Droit d’action privé prévu par la loi en cas d’atteinte à la vie privée : la LPVPC instaurera un droit privé d’action pour les cas où le commissaire à la protection de la vie privée du Canada ou le Tribunal de la protection des données conclurait qu’une organisation a contrevenu à ses obligations en matière de protection de la vie privée. Cela signifie que les personnes lésées par une atteinte à leur vie privée pourraient poursuivre l’organisation en infraction en vue d’obtenir une indemnisation pour la perte ou le préjudice subi du fait de l’atteinte à leur vie privée.

Se tenir au courant

Le projet de loi C‑27 en est toujours à l’étape de la deuxième lecture à la Chambre des communes et il est possible qu’il soit modifié. Au cours de la prochaine période, il devra encore être renvoyé à un comité parlementaire avant de progresser au Parlement. D’ici là, les organisations doivent garder à l’esprit que le projet de loi C‑27 n’est que l’un des nombreux efforts mondiaux visant à assurer la protection des renseignements personnels et la sécurité des données dans un contexte technologique en constante évolution. Les organisations devraient donc évaluer proactivement leurs politiques actuelles en matière de protection des renseignements personnels et leurs systèmes de gestion des données afin de s’assurer qu’elles sont prêtes à faire face aux changements inévitables à venir. Les organisations qui sont déjà assujetties aux exigences plus strictes du projet de loi 64 du Québec et du règlement général sur la protection des données de l’Union européenne ont peut‑être une longueur d’avance, mais toutes les organisations devront s’assurer que la conformité à la LPVPC est une priorité absolue.

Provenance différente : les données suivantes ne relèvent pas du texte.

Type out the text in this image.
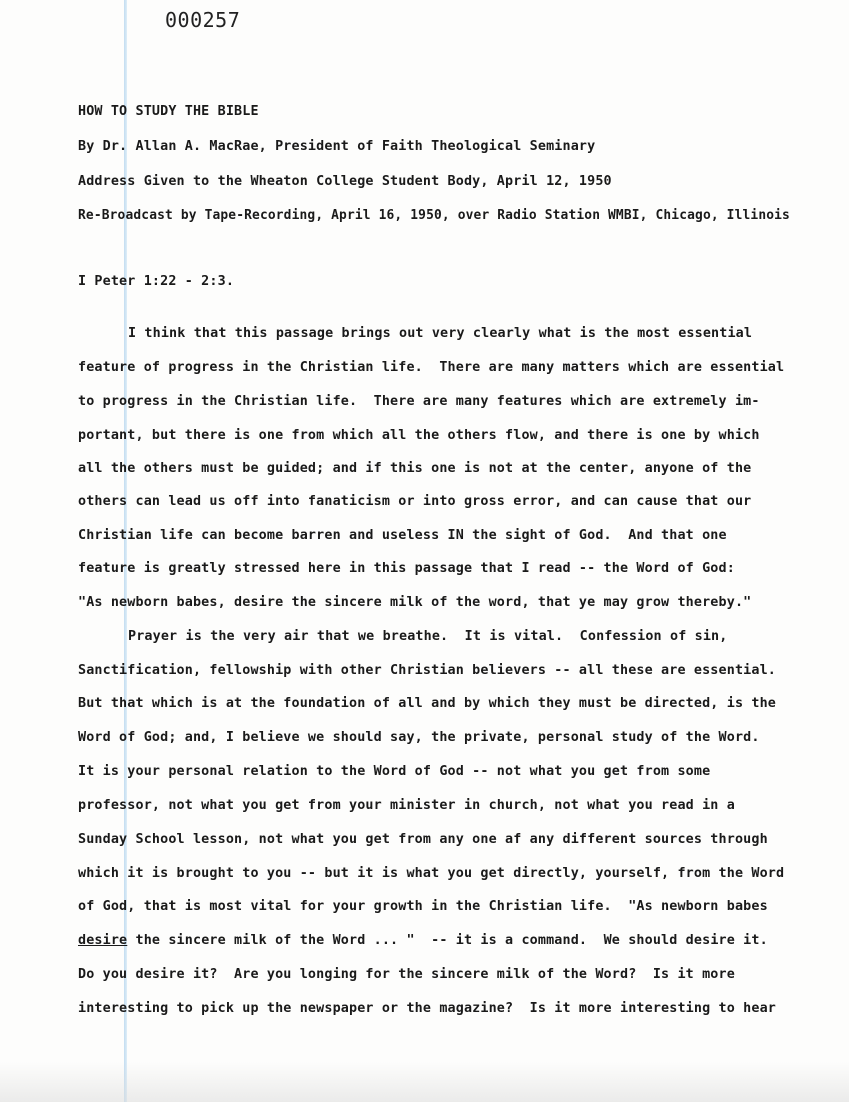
000257
HOW TO STUDY THE BIBLE
By Dr. Allan A. MacRae, President of Faith Theological Seminary
Address Given to the Wheaton College Student Body, April 12, 1950
Re-Broadcast by Tape-Recording, April 16, 1950, over Radio Station WMBI, Chicago, Illinois
I Peter 1:22 - 2:3.
I think that this passage brings out very clearly what is the most essential
feature of progress in the Christian life.  There are many matters which are essential
to progress in the Christian life.  There are many features which are extremely im-
portant, but there is one from which all the others flow, and there is one by which
all the others must be guided; and if this one is not at the center, anyone of the
others can lead us off into fanaticism or into gross error, and can cause that our
Christian life can become barren and useless IN the sight of God.  And that one
feature is greatly stressed here in this passage that I read -- the Word of God:
"As newborn babes, desire the sincere milk of the word, that ye may grow thereby."
Prayer is the very air that we breathe.  It is vital.  Confession of sin,
Sanctification, fellowship with other Christian believers -- all these are essential.
But that which is at the foundation of all and by which they must be directed, is the
Word of God; and, I believe we should say, the private, personal study of the Word.
It is your personal relation to the Word of God -- not what you get from some
professor, not what you get from your minister in church, not what you read in a
Sunday School lesson, not what you get from any one af any different sources through
which it is brought to you -- but it is what you get directly, yourself, from the Word
of God, that is most vital for your growth in the Christian life.  "As newborn babes
desire the sincere milk of the Word ... "  -- it is a command.  We should desire it.
Do you desire it?  Are you longing for the sincere milk of the Word?  Is it more
interesting to pick up the newspaper or the magazine?  Is it more interesting to hear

Cox et Palmer est heureux de fournir des conseils juridiques et réglementaires aux entreprises canadiennes qui souhaitent se conformer aux lois canadiennes sur la cybersécurité et sur la protection des renseignements personnels. Pour toute question, veuillez prendre contact avec Jane Elise Bates ou avec un autre membre de l’équipe de Cox et Palmer à Halifax.

Cet article a été rédigé avec la collaboration d’Haneen Al‑Noman, stagiaire en droit chez Cox et Palmer.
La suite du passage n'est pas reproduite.